Thursday, 16 October 2008

Thai and Cambodian armies meet




Thai soldiers prepare a 105mm artillery gun near the Thai-Cambodian border, in the disputed border area with Cambodia, near the Preah Vihear temple, in Si Sa Ket province, northeast of Bangkok, October 16, 2008. REUTERS/Chaiwat Subprasom
Thursday October 16

PREAH VIHEAR, Cambodia (Reuters) - Thai and Cambodian army commanders held talks across their disputed border Thursday after the most serious clash in years killed two Cambodian soldiers and left 10 Thais in Cambodian hands.

Hundreds of Cambodian civilians fled the border area after Wednesday's 40-minute exchange of rocket and gunfire, as both sides rushed armour and troops to the conflict zone.

The 900-year-old Preah Vihear temple has stirred nationalist passions in both countries for generations, but escalation did not appear inevitable as officials avoided belligerent rhetoric.

"Our policy to resolve this conflict is through negotiations," Thai Prime Minister Somchai Wongsawat told reporters in Bangkok as the talks got under way near the temple.

Cambodian Prime Minister Hun Sen has said nothing since the clash, in which two Cambodians and five Thais were wounded. His foreign minister said it was "not an invasion by Thailand."

But people on the streets of Phnom Penh were angry.

"We need to defend our land. We must not lose to the Thais," said security guard Bun Roeun, 36, flicking through newspaper reports of the clashes. "If the Thais continue their attempt to cross our border, I am ready to join the army to fight back."

The confrontation comes amid great political instability and an economic slowdown in Thailand, as protesters in a long-running Bangkok street campaign urge the army to launch a coup against the elected government.

"It's hard to see how Cambodia gains from starting a war with Thailand at this point," said Tony Kevin, a former Australian ambassador to Phnom Penh.

"But if you look at the very tense and riven state of Thai politics, it's easy to see how a Cambodian war could be of interest as a distraction," he said.

DECADES-OLD DISPUTE

The International Court of Justice awarded the temple to Cambodia in 1962, a ruling that has rankled Thais ever since.

However, it failed to determine the ownership of 1.8 square miles (4.6 sq km) of scrub next to the stunning but remote Hindu ruins, which have been off-limits to tourists for months.

The dispute over this small parcel of land became highly politicised in Thailand in July when protesters trying to overthrow the Bangkok government adopted it as a cause.

Some 2,000 soldiers faced off only yards apart in trenches dug into a hillside that 10 years ago was controlled by remnants of the Khmer Rouge, Pol Pot's guerrilla army.

In Anlong Veng, the site of Pol Pot's grave and about 100 kms (60 miles) west of the temple, the main road was clogged by hundreds of Cambodians on motorbikes and small tractors laden with chairs, pots and other belongings.

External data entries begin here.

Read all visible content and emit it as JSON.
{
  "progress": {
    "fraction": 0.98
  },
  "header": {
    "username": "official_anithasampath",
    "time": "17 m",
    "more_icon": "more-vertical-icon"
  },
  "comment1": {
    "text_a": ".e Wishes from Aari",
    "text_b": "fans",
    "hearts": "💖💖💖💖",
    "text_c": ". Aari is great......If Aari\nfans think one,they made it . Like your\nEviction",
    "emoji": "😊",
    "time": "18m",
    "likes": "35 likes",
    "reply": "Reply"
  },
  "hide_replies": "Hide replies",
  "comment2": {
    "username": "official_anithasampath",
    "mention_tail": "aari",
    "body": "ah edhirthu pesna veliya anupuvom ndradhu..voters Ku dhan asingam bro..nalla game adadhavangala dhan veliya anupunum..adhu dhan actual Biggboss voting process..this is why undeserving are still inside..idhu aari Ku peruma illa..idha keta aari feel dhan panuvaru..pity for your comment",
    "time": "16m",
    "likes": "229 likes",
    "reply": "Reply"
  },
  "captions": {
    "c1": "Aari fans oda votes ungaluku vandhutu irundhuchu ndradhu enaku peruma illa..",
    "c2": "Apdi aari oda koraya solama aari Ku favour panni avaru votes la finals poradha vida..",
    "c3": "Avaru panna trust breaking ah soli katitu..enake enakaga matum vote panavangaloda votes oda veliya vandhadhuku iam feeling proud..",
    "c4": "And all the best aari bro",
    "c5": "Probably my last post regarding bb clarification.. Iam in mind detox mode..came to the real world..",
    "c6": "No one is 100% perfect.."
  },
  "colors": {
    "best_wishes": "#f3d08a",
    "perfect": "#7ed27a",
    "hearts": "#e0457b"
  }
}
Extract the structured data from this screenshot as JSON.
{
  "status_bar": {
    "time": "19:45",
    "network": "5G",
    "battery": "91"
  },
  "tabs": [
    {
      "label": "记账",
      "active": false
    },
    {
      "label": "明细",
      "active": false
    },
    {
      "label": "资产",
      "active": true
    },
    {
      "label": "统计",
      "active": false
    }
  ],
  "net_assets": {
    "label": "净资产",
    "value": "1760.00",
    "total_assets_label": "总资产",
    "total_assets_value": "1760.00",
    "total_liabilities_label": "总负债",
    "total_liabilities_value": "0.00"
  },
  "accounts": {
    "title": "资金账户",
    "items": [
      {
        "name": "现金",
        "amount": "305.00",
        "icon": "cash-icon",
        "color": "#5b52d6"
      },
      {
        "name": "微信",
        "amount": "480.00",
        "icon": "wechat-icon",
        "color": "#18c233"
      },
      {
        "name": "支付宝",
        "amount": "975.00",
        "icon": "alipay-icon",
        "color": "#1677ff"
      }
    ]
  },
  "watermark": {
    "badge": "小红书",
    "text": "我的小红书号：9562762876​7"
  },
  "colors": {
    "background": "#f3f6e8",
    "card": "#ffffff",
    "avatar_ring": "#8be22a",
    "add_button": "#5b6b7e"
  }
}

At the temple, a Reuters photographer saw three armoured vehicles and five trucks arrive loaded with Cambodian troops.

There has been no word on the exchange of 10 Thai prisoners at the temple, whose existence Bangkok continues to deny.

Cambodian Foreign Minister Hor Namhong said the group, who were photographed by a Reuters journalist under Cambodian guard, would be treated properly and returned to Thailand if Bangkok requested.

Bangkok has urged its citizens to leave Cambodia, mindful of the 2003 torching of its embassy and Thai businesses in Phnom Penh by a nationalist mob incensed by a row over Angkor Wat, another ancient temple.

In 2003, Thai commandos flew into Phnom Penh airport in the middle of the night to help evacuate 600 Thais during the riots.

Security was beefed up outside the Thai embassy in Phnom Penh, but there were no crowds outside and it was operating as normal, a Thai official told Reuters.

Several big Thai companies have operations in Cambodia and some began evacuating their staff Wednesday, but flights between the neighbours continued as normal.

Thailand's political crisis has damaged consumer confidence and consumption at a time when exports are sluggish due to the global economic slowdown.

A top adviser to Thailand's finance minister said on Wednesday the country risked sinking into recession in the first half of 2009 if the political stalemate did not end soon.